Zu c): Nach meinem obigen Postulat müsste c) ein Zeichen für einen guten Vortrag, ein gutes Referat, eine gute Rede sein. Ganz so ist es aber auch nicht. Wenn NIEMAND etwas fragt, wenn GAR KEINE Frage auftaucht, wenn die Masse schweigend dasitzt und zu Boden starrt, hat das nur einen Grund: Man hat den Apéro schon gesehen.
Der Apéro.
Für viele Menschen ist der Apéro der einzige Grund, zu einer Veranstaltung zu gehen, für viele ein Mitgrund, einen Vortrag oder eine Vernissage zu besuchen. Die gleichen Leute hatten in den goldenen Zeiten Aktien verschiedener Grossfirmen, als jene Grossfirmen reichhaltigen Apéro anboten und nicht einfach ein Sandwich beim Eingang verteilten. (Diese Einzelaktien wurden von Bankern übrigens Fress&Sauf-Aktien genannt, echt wahr.)
Apéro also.
Wenn man vor dem Vortrag, vor der Rede, wenn man vor dem Referat schon den Fendant oder den Sauvignon, wenn man den Riesling oder den Pinot Grigio gesehen hat, wenn man erspäht hat, welch herrlichen Schinken und welch delikaten Käse es gibt, wenn man gemerkt hat, welche Köstlichkeiten auf einen warten, dann ist natürlich jeder Gedanke an eine Frage ein schlimmer Gedanke.
Nein, wenn GAR KEINER fragt, dann sind die Hirne und Gedanken nur noch mit Schinkengipfeli erfüllt.

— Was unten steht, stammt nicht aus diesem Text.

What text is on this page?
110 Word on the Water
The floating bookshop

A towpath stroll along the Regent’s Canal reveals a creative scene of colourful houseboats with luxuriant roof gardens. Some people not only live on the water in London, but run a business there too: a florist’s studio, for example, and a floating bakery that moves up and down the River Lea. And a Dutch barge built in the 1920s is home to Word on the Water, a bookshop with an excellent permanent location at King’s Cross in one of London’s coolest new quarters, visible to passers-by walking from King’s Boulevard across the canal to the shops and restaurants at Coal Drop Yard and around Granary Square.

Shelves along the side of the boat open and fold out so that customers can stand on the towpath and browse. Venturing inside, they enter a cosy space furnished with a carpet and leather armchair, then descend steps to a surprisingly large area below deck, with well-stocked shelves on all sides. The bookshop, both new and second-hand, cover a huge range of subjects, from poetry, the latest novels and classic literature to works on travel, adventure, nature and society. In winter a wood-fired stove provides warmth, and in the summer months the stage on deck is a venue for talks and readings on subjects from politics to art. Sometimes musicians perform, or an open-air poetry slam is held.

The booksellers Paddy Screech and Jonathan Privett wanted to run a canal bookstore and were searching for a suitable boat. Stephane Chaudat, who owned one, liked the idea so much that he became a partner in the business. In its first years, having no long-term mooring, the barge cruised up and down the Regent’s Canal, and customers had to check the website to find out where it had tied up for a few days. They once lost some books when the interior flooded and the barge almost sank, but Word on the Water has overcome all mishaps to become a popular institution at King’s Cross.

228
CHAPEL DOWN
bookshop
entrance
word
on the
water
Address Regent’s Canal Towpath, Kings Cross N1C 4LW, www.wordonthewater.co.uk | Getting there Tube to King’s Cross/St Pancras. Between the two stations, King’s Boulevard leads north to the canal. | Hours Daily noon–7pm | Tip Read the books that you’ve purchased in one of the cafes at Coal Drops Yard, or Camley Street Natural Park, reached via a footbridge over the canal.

Sie alle kennen die Situation: Man hat einen Vortrag gehört, ein Referat, eine Rede, ca. 90 Minuten lang, der Redner oder die Rednerin kommt zum Schluss und sagt den wunderbaren Satz: „Sie dürfen jetzt noch Fragen stellen.“ Oder sie oder er formuliert das als Frage, also als die Frage-Frage: „Hat noch jemand Fragen?“ Oder man geht in den Konjunktiv: „Jetzt wäre noch Zeit für Fragen.“

Haben Sie noch Fragen? Keine?
Gut, aber den Apéro müssen Sie sich selber holen.